The three implicit misunderstandings in this study occurred due to mismatched and unspoken expectations about the learning goals and learning behaviors between the supervisor and the student, largely reflecting their educational and cultural background differences. The learning patterns they previously had developed became a natural source for them to understand the teaching and learning of international education in the beginning. However, both supervisor and student remained mostly unaware of these patterns, particularly with regard to concrete learning tasks, such as how formal the supervision should be, how feedback and assessment should be provided and understood (e.g. strict versus implicit critiques, open praise for excellence versus praise to encourage), and how the student is expected to learn (e.g. expecting answers versus providing questions, learning from modeling versus learning by trial and error).
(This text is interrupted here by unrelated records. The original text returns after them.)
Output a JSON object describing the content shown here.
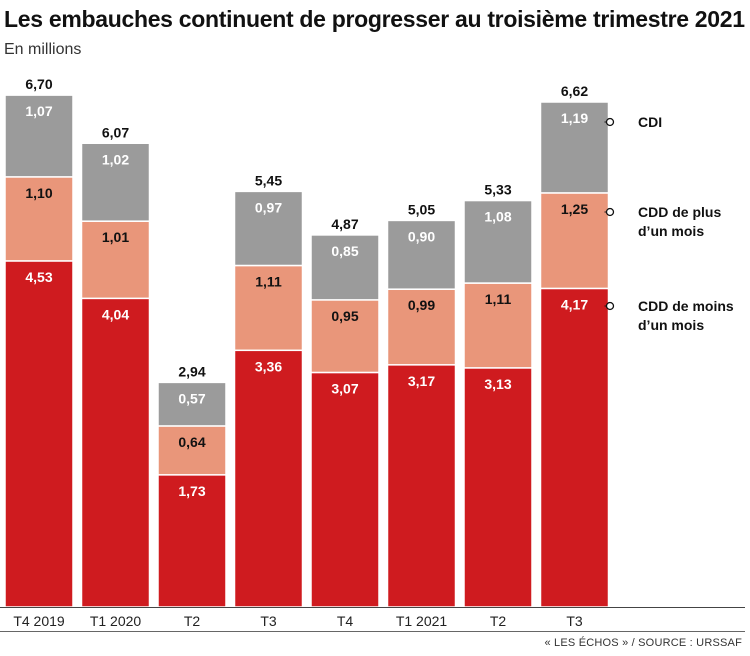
{
  "header": {
    "title": "Les embauches continuent de progresser au troisième trimestre 2021",
    "subtitle": "En millions"
  },
  "source": "« LES ÉCHOS » / SOURCE : URSSAF",
  "chart_data": {
    "type": "bar",
    "stacked": true,
    "title": "Les embauches continuent de progresser au troisième trimestre 2021",
    "subtitle": "En millions",
    "xlabel": "",
    "ylabel": "",
    "categories": [
      "T4 2019",
      "T1 2020",
      "T2",
      "T3",
      "T4",
      "T1 2021",
      "T2",
      "T3"
    ],
    "totals": [
      "6,70",
      "6,07",
      "2,94",
      "5,45",
      "4,87",
      "5,05",
      "5,33",
      "6,62"
    ],
    "series": [
      {
        "name": "CDD de moins d’un mois",
        "color": "#cf1b1f",
        "label_color": "#ffffff",
        "values": [
          4.53,
          4.04,
          1.73,
          3.36,
          3.07,
          3.17,
          3.13,
          4.17
        ],
        "labels": [
          "4,53",
          "4,04",
          "1,73",
          "3,36",
          "3,07",
          "3,17",
          "3,13",
          "4,17"
        ]
      },
      {
        "name": "CDD de plus d’un mois",
        "color": "#e9967a",
        "label_color": "#111111",
        "values": [
          1.1,
          1.01,
          0.64,
          1.11,
          0.95,
          0.99,
          1.11,
          1.25
        ],
        "labels": [
          "1,10",
          "1,01",
          "0,64",
          "1,11",
          "0,95",
          "0,99",
          "1,11",
          "1,25"
        ]
      },
      {
        "name": "CDI",
        "color": "#9b9b9b",
        "label_color": "#ffffff",
        "values": [
          1.07,
          1.02,
          0.57,
          0.97,
          0.85,
          0.9,
          1.08,
          1.19
        ],
        "labels": [
          "1,07",
          "1,02",
          "0,57",
          "0,97",
          "0,85",
          "0,90",
          "1,08",
          "1,19"
        ]
      }
    ],
    "legend": [
      {
        "lines": [
          "CDI"
        ]
      },
      {
        "lines": [
          "CDD de plus",
          "d’un mois"
        ]
      },
      {
        "lines": [
          "CDD de moins",
          "d’un mois"
        ]
      }
    ],
    "legend_position": "right",
    "ylim": [
      0,
      7
    ],
    "grid": false
  }
}
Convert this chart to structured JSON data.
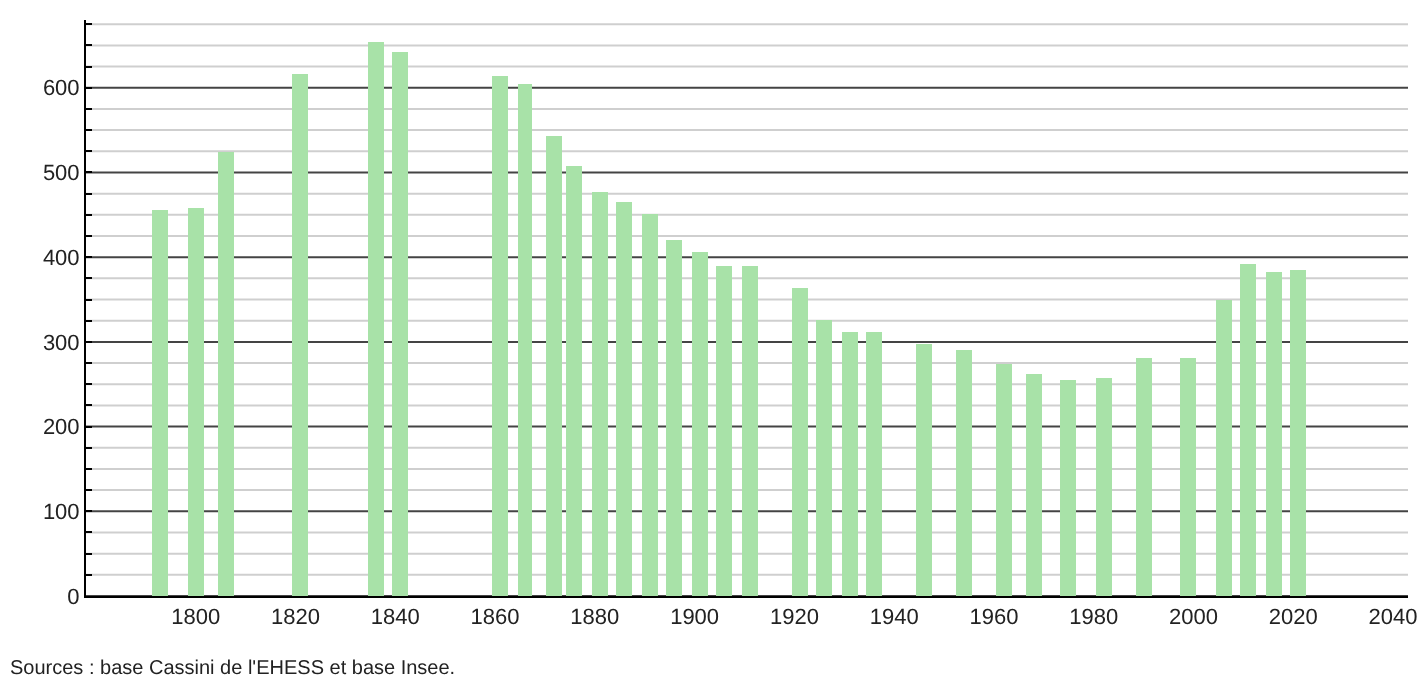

It took time and continual meta-communication throughout the supervision process to make the misunderstandings explicit to both sides.

As the study of the authors supervision process progresses, they came to recognize how little they were aware that their educational ideas and learning habits have been profoundly prescribed by their own cultural and educational backgrounds. In addition, they learnt to interpret teaching and learning practices from their own perspectives as well as from the perspectives of each other, and to suspend their judgement of the apparently odd learning behaviors of others from different cultures.
To increase awareness of hidden misunderstandings, university educators and students involved in intercultural education should clearly communicate their intended learning goals and expected learning behaviors at the start, for example by talking about students’ prior educational experiences and how the students envision themselves to be when they finish their overseas study. It is then important to establish an environment to sustain open and ongoing communication, so that either the teacher or the student is prepared to acknowledge when a possible misunderstanding has been experienced.

The sources for the implicit misunderstandings in relation to the cultural and educational differences offer insights into the work of academics and educators who are involved or interested in supervision of international research students.
A first insight relevant for others in similar contexts, is the relevancy of explicitly addressing the issues of cultural and educational similarities and differences. The authors' initial tendency was not to address them out of a respect for each other’s culture, and also actually a fear for doing so due to a lack of knowledge and skill to make this a point of conversation. Knowledge of and a dialogue about each other’s cultural and educational background is a necessary condition for intercultural supervision. It would be recommended to start the supervision with explicitly addressing these cultural and educational differences and similarities.
A second insight is that many of the intercultural differences are embedded in concrete behaviors, interactional patterns and expectations about supervision, which, if not perceived in terms of intercultural differences, might lead to misunderstandings, biased judgments, and a poor quality of the supervision. For instance, supervisors might perceive certain behavior as poor academic behavior instead of part of someone’s cultural background, such as students’ reluctance to express their opinion. Being aware of the background of this behavior, supervisors can make their international students aware of how such behavior is perceived in a Western academic environment and invite them to try to adjust themselves to this different environment.

The authors conclude that in international collaboration, celebrating cultural differences while also perceiving them as challenges is an absolute necessity.